I will admit that I ate very healthfully this week. My meals had so many fresh fruits and vegetables, and for the most part, I enjoyed eating them. Living in Washington, D.C., I am lucky to have a plethora of restaurants that have vegan options (not just a salad bar). I also planned out my meals and ate with purpose.
For me, the hardest part was giving up dairy. I include dairy in almost every meal, especially snacks. One of my go-to favorites is Greek yogurt. It is the perfect mid-afternoon snack to give you energy for an evening workout. Without that option, I had trouble keeping hunger at bay and my options felt limited. Without dairy, I was also missing key nutrients like calcium and Vitamin D and I probably should have been more aware of getting those nutrients from other sources. The other thing missing compared to my regular diet was the probiotics in the Greek yogurt I eat almost every day. If I were to stay on a vegan diet for longer, I would have to make more of an effort to look for alternate sources of these nutrients.
Also, the unforeseen restrictions placed on my diet left me grumpy. Celebratory cake at the office? Off limits. Impromptu milkshake run with friends? Don’t even think about. Food is something to be enjoyed with friends and family. I didn’t like having such (what felt like) harsh restrictions placed on my diet.

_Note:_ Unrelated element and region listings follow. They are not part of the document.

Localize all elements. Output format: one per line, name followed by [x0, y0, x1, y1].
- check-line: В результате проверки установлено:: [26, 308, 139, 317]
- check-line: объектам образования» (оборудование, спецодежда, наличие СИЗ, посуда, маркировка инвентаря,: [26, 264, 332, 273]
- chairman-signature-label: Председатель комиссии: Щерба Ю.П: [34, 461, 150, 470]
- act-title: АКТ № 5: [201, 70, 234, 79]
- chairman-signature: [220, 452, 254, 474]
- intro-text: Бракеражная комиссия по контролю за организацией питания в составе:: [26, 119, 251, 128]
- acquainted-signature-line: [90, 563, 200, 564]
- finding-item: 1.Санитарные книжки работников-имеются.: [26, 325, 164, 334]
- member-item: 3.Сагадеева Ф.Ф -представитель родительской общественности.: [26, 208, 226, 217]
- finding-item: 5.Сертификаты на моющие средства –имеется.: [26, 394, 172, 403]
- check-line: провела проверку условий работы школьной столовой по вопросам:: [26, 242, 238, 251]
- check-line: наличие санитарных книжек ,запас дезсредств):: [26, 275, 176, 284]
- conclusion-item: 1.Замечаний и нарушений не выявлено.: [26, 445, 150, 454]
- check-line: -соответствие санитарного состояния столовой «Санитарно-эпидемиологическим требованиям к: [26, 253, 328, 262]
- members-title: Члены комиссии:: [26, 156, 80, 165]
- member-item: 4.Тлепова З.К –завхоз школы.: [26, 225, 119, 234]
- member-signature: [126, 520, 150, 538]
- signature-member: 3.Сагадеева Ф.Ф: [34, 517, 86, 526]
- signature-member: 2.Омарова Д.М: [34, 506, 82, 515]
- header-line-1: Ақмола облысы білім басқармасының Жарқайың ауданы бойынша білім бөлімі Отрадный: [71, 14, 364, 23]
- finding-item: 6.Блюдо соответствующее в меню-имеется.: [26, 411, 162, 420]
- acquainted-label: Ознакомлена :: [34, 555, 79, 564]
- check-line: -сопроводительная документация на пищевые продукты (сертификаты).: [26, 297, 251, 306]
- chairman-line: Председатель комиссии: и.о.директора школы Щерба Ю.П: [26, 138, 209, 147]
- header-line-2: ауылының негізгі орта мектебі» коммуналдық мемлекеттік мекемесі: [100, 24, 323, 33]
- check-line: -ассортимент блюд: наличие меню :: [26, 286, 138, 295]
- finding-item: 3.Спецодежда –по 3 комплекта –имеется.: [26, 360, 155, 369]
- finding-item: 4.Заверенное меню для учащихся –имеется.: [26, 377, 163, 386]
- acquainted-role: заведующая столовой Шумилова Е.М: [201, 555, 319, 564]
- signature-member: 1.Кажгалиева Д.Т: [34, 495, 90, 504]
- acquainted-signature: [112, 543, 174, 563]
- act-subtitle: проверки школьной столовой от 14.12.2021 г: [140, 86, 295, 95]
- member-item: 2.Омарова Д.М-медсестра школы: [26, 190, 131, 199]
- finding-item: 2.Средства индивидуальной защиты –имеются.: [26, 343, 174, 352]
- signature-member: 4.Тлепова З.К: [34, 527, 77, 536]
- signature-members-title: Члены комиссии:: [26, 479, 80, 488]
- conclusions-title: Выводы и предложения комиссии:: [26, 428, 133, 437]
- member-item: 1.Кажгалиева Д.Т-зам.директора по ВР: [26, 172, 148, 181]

I don’t think this is a sustainable diet for me. Currently, I’m training for a triathlon, I rock climb a few times a week, and I love being outside. To feel full, satisfied and energized for my activities, I need to include all the food groups and want as many options as possible. But incorporating more vegetables and fruits, and trying alternative foods, was fun and tasty. I now confidently know that I want more options than less when it comes to food.